Furthermore, in our mono-cultures, osteoclasts were the main target of HDAC9. As the HDAC9 inhibitor TMP269 was able to suppress osteogenic differentiation, this points towards a direct HDAC9-dependent mechanism. It has been shown that HDAC9 expression is not only controlled by MEF2A and MEF2C, but can regulate the transcriptional activity of MEF2 itself [31]. MEF2 transcriptional activity is crucial for osteogenic differentiation, as it regulates the expression of the key osteogenic transcription factor Runx2 and other osteogenic marker genes [37,38]. This could explain why hOBs treated with the HDAC9 inhibitor (TMP269) showed suppressed osteogenic function. However, the effect was not as pronounced as for those with rhTGF-β₁ treatment. This might be due to the other HDACs that were upregulated by rhTGF-β₁ treatment. Improved osteogenic differentiation by using small chemical inhibitors for HDACs [16,18] points towards a direct acetylation-dependent mechanism. This is described for HDAC1 and -3 overexpression, which inhibits the expression of the key osteogenic transcription factor Runx2 [20,21,22]. Furthermore, the overexpression of HDAC6 causes a de-acetylation of α-tubulin, resulting in damaged primary cilia and impaired mechanically driven osteogenesis [27]. Conversely, HDAC4, -5, -6, -7, and -8 have been described to bind Runx2 and thus interfere with its transcriptional activity [23,24,25,26]. Thus, the decrease in HDAC9 in combination with the increased expression of HDAC1, -2, -3, and -6 in our rhTGF-β₁-treated hOBs could be responsible for the observed loss of function.

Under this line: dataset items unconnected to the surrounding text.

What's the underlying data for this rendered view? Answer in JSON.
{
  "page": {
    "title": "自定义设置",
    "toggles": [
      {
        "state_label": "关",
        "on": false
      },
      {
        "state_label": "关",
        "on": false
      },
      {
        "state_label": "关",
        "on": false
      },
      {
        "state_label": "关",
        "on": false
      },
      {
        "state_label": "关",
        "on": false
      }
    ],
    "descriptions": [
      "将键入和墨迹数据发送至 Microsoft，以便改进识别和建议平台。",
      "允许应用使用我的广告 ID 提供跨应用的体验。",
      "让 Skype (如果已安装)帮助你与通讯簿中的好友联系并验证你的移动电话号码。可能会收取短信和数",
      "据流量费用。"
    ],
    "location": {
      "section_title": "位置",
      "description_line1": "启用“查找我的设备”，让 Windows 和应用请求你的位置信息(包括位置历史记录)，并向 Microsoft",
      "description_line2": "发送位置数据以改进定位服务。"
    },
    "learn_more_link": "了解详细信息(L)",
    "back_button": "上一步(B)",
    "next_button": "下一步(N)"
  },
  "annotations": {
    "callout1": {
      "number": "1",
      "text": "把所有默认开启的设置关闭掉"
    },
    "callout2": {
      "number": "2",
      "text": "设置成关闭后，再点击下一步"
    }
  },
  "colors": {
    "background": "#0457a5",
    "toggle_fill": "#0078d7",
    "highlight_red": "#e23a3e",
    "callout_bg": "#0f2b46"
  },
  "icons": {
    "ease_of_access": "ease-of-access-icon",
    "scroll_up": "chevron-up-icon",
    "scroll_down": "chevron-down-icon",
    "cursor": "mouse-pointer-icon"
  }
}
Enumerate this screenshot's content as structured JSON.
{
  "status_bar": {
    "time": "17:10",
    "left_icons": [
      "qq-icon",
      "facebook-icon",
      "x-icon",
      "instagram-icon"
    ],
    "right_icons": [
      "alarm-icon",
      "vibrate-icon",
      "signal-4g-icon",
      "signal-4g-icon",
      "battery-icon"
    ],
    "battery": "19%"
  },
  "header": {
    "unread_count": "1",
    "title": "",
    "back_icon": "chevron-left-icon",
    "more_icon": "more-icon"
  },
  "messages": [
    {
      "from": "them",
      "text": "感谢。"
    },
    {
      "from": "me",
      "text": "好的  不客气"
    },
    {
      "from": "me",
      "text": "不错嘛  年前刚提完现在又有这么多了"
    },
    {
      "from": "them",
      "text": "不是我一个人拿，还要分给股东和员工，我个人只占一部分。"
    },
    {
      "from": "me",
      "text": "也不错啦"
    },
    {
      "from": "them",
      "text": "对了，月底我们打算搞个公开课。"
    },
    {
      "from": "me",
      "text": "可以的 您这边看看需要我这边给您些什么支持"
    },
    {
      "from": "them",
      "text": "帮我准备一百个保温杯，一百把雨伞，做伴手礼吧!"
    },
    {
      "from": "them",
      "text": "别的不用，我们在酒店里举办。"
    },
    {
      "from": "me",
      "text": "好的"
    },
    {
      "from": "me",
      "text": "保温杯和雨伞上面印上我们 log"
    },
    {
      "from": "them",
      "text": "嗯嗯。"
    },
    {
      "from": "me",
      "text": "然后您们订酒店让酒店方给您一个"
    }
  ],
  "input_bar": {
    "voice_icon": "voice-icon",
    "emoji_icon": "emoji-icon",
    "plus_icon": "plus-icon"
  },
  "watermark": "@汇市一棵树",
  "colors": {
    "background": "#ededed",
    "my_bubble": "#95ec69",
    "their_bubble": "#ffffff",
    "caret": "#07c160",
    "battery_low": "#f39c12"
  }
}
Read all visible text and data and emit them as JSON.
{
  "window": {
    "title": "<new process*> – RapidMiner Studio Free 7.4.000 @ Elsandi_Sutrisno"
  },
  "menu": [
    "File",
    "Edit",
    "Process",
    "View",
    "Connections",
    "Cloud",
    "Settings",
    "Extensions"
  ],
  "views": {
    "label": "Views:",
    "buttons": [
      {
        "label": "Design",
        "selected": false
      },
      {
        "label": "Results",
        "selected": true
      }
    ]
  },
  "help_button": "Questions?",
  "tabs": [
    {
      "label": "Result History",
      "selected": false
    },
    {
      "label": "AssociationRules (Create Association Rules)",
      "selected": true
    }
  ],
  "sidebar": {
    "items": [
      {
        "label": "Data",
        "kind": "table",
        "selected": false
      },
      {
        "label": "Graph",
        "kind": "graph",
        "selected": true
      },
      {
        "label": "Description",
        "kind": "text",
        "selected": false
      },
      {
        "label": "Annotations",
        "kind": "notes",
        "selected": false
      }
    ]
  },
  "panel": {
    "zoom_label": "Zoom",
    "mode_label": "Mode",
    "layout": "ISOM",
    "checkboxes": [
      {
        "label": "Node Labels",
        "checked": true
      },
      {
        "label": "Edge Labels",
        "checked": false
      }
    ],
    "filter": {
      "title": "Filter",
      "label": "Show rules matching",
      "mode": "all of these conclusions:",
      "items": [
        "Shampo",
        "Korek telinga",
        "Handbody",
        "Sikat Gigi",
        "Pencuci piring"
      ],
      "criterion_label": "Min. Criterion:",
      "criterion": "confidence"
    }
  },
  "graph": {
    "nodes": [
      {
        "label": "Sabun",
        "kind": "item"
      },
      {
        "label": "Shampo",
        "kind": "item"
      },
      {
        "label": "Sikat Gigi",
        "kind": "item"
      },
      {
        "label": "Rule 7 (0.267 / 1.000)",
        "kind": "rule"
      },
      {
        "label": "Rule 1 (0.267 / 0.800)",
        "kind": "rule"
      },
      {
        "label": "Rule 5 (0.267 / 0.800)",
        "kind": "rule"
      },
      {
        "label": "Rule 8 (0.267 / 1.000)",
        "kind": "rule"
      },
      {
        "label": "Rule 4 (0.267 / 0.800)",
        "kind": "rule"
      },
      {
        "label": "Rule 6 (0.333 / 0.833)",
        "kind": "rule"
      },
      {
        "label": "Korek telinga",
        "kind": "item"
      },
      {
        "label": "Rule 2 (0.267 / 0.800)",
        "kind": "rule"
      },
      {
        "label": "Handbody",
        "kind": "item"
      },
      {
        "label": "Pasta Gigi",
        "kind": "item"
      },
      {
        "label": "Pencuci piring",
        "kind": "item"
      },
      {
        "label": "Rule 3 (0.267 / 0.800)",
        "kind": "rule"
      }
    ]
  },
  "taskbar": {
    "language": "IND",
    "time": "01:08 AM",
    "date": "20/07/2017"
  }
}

Interestingly, with the decrease in osteogenic differentiation, the hOBs proliferation increased, as could be seen in the increased mitochondrial activity and total protein content. Using different osteogenic (osteosarcoma) cell lines, we found a negative correlation of HDAC9 expression with cell proliferation as well as a positive correlation of HDAC9 expression with osteogenic maturation of these cells. This is in clear contrast to the work from Zhao, which showed that the overexpression of HDAC9 in U2OS and MG-63 osteosarcoma cells promoted their proliferation by suppressing p53 transcriptional activity [39]. Thus, further experiments have to be done to investigate how HDAC9 regulates hOBs and osteosarcoma cell proliferation, or whether the expression of HDAC9 can be used to predict the osteogenic differentiation potential of these cells.

5. Conclusions

Summarizing our results, rhTGF-β₁ treatment significantly suppressed the expression of HDAC9 in hOBs, which resulted in increased proliferation and decreased maturation of these cells. Considering also the reports that HDAC9 knockout induced osteoclastogenesis, HDAC9 represents an interesting therapeutic target for bone, especially for patients with chronically elevated TGF-β₁-levels (e.g., diabetics, patients with chronic inflammation, etc.), who frequently suffer from poor bone quality, increased fracture risk, and delayed fracture healing.